When I was ten, and deathly ill with strep throat, my Dad caught a baby raccoon in the church parking lot and brought it home as a pet for me - on the condition that I get up and get well! I recovered in record time after that, and Rascal, as I named the little raccoon, was my inseparable companion for the next year. He developed a great fondness for pouncing on Dad's feet and nibbling his toes whenever Dad fell asleep on the couch in the evenings! Dad would jump and thrash and send the raccoon flying across the room, and it would run behind the couch and get ready to pounce again as soon as Daddy dozed off. It is a tribute to Dad's love for me that he never did shoot that little beast!
When I was twelve, my mother and I were in a very serious car wreck. Even though my Mom was far more gravely injured than me, and my Dad was deeply concerned about his wife, he still took the time to go to the bookstore and get me a giant hardcover book full of Snoopy cartoons to read as he took me home from the hospital.
Dad taught me everything that a rightly constructed boy needed to know - how to be a gentleman to ladies, how to shoot, how to skin a catfish, how to salute the flag, how to tell directions when you were lost in the woods, how to run a lawn mower (although he never taught me how to LIKE mowing!), how to memorize Scripture, how to pick the best turtle to win the annual Vacation Bible School Turtle Race, and how to spot an Indian camp.
Dad also taught me what not to do, by making sure I understood the consequences of my misbehavior. I learned not to stay down in the creek past suppertime, not to skip church, not to swear, and above all, not to give my sister's class ring to my fifth grade sweetheart as an "engagement ring!" But his discipline was always given in love, and while I deeply respected my father, I never feared him.

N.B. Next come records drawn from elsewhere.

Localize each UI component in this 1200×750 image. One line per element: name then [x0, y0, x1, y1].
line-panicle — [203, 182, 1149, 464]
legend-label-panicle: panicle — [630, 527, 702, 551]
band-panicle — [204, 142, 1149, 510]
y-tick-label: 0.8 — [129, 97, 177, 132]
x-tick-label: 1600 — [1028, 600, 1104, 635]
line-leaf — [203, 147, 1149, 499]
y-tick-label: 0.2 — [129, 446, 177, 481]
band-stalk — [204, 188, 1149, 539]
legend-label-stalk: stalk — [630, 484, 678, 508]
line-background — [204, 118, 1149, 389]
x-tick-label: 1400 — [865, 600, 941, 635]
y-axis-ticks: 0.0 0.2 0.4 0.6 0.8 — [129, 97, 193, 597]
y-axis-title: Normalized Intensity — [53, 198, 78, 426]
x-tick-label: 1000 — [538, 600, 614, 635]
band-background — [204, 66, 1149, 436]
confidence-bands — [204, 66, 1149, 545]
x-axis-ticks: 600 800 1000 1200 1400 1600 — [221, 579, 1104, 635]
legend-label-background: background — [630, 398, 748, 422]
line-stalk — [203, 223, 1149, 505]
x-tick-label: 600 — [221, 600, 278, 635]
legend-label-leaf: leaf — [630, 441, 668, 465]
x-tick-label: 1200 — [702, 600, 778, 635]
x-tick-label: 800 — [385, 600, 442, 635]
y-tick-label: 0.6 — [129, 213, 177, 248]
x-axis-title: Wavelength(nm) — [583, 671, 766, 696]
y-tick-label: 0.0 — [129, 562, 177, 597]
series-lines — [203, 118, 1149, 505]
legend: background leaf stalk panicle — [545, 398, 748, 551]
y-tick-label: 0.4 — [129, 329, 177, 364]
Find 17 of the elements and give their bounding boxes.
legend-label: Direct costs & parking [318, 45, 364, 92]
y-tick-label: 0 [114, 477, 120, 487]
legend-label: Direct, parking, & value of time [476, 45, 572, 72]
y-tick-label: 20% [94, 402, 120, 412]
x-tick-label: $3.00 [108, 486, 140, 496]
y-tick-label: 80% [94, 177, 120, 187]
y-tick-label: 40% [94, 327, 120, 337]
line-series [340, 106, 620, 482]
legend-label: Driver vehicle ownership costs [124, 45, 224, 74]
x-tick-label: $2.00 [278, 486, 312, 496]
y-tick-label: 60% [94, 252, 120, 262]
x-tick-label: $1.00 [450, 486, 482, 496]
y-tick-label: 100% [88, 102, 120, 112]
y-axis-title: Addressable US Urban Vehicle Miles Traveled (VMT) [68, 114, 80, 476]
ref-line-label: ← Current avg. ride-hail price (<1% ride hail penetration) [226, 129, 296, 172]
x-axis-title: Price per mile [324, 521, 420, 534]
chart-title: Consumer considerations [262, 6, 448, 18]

Every lesson I needed to learn to become a good man, I learned by watching my Dad and listening to my Mom. Their life together was a wonderful example of what a Christian marriage should be. My Dad always took care of my Mom, whether that meant roses and a beautiful gown on Valentine's Day, a sweet card on Mother's Day, taking us kids out so she could get a nap after a long day teaching school, or donating blood when she was in the hospital. Their love story was an inspiration to all who knew them for sixty-seven years!
Daddy was a preacher, and a good one, but his greatest message was always lived, not spoken, and he continued to live it out until the very end. When I saw him on the last evening of his life, I asked him how he was feeling. I knew he had been through a rough day, and I knew that he was very weak and ill. But he looked at me with clear eyes and a slight smile and said: "I feel a lot better!"
He never wanted us to worry about him. And now we don't have to. He is tall again, strong again, clear-minded again.
Did I tell you that my Daddy was the biggest, tallest, strongest, wisest, and best-est man in the whole wide world?